The message relay runs in the background, constantly checking the outbox table for unpublished events. When it finds this unpublished records , it sends them to Kafka and are marked as processed or deleted from the outbox.

Ways to implement the Relay Process

Polling Service is a background process that constantly checks the outbox table for new or unpublished events. While it gets the job done, it can add unnecessary load to your database, especially if you're scanning large parts of the table without proper indexing or batching, and it gets worse if it runs too frequently.

Change Data Capture (CDC) can be used in conjunction with the Transactional Outbox pattern to efficiently capture changes made to the outbox table and publish them to kafka.

Few Drawbacks

  • Kafka might deliver the same message multiple times. The receiving service needs to handle this gracefully by implementing idempotency, which is basically making sure that processing the same event twice doesn't break anything.

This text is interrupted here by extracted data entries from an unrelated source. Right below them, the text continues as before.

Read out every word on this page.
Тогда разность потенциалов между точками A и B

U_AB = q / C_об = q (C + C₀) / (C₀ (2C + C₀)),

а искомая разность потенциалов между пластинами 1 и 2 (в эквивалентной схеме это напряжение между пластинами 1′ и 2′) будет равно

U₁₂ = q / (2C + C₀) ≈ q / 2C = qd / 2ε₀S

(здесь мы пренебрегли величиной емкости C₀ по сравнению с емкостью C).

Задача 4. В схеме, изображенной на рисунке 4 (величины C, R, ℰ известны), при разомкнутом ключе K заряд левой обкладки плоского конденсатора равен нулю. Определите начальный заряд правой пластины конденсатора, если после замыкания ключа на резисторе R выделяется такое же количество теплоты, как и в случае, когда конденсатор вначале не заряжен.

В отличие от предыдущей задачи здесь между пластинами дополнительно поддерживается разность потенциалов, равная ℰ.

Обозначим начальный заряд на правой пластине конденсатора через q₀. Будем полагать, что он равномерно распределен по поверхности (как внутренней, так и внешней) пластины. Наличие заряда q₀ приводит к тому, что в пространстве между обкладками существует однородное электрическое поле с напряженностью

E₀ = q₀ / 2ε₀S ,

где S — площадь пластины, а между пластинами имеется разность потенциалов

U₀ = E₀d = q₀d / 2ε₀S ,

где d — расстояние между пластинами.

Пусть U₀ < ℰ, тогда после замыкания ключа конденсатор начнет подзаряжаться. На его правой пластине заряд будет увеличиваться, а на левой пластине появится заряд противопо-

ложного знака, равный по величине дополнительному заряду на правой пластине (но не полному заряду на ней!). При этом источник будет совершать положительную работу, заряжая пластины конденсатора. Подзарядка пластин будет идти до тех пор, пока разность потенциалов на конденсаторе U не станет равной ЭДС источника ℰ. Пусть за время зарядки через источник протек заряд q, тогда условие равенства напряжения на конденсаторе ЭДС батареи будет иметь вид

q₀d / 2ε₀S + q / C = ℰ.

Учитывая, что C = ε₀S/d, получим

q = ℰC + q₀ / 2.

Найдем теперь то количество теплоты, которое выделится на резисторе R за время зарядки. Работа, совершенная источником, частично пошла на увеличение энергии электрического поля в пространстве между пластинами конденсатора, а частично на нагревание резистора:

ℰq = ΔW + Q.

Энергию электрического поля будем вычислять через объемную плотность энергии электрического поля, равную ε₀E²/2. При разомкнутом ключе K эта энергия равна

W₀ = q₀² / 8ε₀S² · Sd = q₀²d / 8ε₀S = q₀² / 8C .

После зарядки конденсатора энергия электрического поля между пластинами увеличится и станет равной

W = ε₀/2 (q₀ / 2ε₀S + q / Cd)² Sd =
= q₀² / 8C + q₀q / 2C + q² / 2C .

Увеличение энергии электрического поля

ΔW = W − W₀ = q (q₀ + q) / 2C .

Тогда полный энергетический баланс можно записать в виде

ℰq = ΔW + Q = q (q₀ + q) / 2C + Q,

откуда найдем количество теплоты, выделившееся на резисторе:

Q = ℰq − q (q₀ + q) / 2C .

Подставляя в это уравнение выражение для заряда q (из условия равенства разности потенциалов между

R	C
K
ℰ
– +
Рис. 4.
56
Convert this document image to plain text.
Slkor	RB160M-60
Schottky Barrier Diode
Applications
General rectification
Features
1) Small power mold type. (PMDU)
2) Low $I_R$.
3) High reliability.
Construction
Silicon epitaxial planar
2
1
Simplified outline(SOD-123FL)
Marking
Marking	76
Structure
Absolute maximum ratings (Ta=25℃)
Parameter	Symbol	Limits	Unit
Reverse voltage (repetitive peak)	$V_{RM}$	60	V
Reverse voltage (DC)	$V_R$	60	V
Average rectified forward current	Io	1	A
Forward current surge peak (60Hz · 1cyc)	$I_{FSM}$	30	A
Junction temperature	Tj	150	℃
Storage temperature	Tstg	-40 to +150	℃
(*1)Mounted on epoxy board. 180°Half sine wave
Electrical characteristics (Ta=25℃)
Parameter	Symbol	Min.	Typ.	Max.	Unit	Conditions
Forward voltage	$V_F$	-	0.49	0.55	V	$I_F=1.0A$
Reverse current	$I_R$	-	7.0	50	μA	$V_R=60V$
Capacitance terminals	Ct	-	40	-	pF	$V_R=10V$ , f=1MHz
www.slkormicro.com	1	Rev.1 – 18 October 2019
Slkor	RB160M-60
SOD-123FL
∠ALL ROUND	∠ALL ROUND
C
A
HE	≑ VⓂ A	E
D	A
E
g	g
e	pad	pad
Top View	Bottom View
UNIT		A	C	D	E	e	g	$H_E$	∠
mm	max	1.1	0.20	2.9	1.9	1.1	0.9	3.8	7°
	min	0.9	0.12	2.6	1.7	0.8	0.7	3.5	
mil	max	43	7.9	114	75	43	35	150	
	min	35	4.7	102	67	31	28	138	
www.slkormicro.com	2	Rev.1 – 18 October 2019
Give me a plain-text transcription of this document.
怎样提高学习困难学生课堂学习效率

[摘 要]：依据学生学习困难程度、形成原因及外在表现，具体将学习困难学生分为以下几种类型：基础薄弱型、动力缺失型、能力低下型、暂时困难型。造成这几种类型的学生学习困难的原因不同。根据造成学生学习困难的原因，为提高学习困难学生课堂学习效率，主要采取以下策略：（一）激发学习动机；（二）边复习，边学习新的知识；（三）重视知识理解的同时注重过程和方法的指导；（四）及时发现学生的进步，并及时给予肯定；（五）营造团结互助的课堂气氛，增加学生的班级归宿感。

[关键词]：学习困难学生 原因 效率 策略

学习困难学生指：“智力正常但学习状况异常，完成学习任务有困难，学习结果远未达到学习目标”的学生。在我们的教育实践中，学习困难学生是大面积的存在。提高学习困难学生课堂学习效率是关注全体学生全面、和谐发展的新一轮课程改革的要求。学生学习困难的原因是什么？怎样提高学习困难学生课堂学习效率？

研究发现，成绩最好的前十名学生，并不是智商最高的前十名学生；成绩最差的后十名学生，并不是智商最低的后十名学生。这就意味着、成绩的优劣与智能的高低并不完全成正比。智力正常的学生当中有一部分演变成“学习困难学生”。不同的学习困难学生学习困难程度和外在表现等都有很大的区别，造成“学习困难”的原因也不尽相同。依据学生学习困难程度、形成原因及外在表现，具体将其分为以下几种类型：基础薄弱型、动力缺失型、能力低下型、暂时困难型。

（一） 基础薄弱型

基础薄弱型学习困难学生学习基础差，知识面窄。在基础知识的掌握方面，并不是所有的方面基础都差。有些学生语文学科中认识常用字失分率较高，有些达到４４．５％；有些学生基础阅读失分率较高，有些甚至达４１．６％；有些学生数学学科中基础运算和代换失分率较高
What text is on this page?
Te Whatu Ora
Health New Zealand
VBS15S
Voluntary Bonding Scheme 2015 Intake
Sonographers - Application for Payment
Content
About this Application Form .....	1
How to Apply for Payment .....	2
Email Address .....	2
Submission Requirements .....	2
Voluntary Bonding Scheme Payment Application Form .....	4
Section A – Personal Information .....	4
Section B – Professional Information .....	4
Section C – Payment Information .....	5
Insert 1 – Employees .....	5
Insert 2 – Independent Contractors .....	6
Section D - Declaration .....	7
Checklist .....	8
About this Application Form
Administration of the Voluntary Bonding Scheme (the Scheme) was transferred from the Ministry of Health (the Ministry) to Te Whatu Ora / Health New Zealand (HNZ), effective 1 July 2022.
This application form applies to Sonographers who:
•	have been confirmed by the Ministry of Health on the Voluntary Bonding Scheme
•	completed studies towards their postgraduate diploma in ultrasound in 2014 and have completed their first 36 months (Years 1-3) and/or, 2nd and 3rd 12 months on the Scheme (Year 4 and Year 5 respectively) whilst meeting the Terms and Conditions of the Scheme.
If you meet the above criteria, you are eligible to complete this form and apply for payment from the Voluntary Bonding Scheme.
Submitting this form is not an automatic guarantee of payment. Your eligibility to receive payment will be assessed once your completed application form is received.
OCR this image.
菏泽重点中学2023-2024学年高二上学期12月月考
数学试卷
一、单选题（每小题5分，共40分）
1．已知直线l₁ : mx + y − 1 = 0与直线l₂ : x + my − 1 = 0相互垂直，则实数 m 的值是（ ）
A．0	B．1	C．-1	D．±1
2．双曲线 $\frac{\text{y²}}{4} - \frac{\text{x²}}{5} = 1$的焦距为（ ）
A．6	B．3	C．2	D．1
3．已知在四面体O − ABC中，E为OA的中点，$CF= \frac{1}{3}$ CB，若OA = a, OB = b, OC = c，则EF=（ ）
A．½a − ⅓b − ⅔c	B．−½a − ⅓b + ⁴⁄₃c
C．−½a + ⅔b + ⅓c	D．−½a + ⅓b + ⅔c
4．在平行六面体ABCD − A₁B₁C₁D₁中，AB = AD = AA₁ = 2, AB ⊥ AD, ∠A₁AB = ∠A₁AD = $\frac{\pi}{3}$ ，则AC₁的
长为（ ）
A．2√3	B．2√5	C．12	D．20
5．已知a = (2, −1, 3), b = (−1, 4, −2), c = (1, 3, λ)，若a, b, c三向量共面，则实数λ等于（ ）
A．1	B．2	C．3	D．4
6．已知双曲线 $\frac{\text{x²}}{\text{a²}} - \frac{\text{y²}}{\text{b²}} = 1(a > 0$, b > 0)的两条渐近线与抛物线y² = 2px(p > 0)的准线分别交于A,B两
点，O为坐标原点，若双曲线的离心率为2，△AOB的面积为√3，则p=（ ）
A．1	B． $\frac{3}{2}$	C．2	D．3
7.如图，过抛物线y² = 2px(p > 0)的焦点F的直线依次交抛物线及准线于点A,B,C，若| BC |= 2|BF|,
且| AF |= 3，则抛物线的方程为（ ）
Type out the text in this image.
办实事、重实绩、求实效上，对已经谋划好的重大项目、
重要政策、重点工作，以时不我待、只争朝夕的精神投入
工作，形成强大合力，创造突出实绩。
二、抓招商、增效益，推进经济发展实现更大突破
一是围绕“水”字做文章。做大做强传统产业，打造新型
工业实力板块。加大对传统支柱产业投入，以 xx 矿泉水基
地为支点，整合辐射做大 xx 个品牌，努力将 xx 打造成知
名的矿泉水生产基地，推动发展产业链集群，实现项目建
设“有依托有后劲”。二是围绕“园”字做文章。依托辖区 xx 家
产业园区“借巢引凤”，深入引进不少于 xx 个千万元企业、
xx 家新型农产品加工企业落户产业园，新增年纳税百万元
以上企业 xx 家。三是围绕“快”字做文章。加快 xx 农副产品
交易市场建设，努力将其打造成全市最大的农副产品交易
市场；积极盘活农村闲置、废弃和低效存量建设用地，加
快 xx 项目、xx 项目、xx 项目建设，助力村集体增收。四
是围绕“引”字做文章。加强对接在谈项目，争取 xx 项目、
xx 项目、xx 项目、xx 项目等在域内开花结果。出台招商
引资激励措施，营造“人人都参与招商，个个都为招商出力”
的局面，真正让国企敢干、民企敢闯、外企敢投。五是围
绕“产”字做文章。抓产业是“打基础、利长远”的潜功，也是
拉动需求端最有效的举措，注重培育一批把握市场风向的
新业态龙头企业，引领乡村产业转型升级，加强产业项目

  • Event ordering is something you really need to watch out for too. If you're doing event sourcing, those events hitting Kafka better be in the exact same sequence as your database updates, otherwise you're going to reconstruct the wrong state.

When Should you use transactional outbox pattern

  • You're building an event-driven application where a database update initiates an event notification.
  • You want to ensure atomicity in operations that involve two services.
  • Mostly valid for microservice architecture, for monolith it adds unnecessary complexity and performance overhead.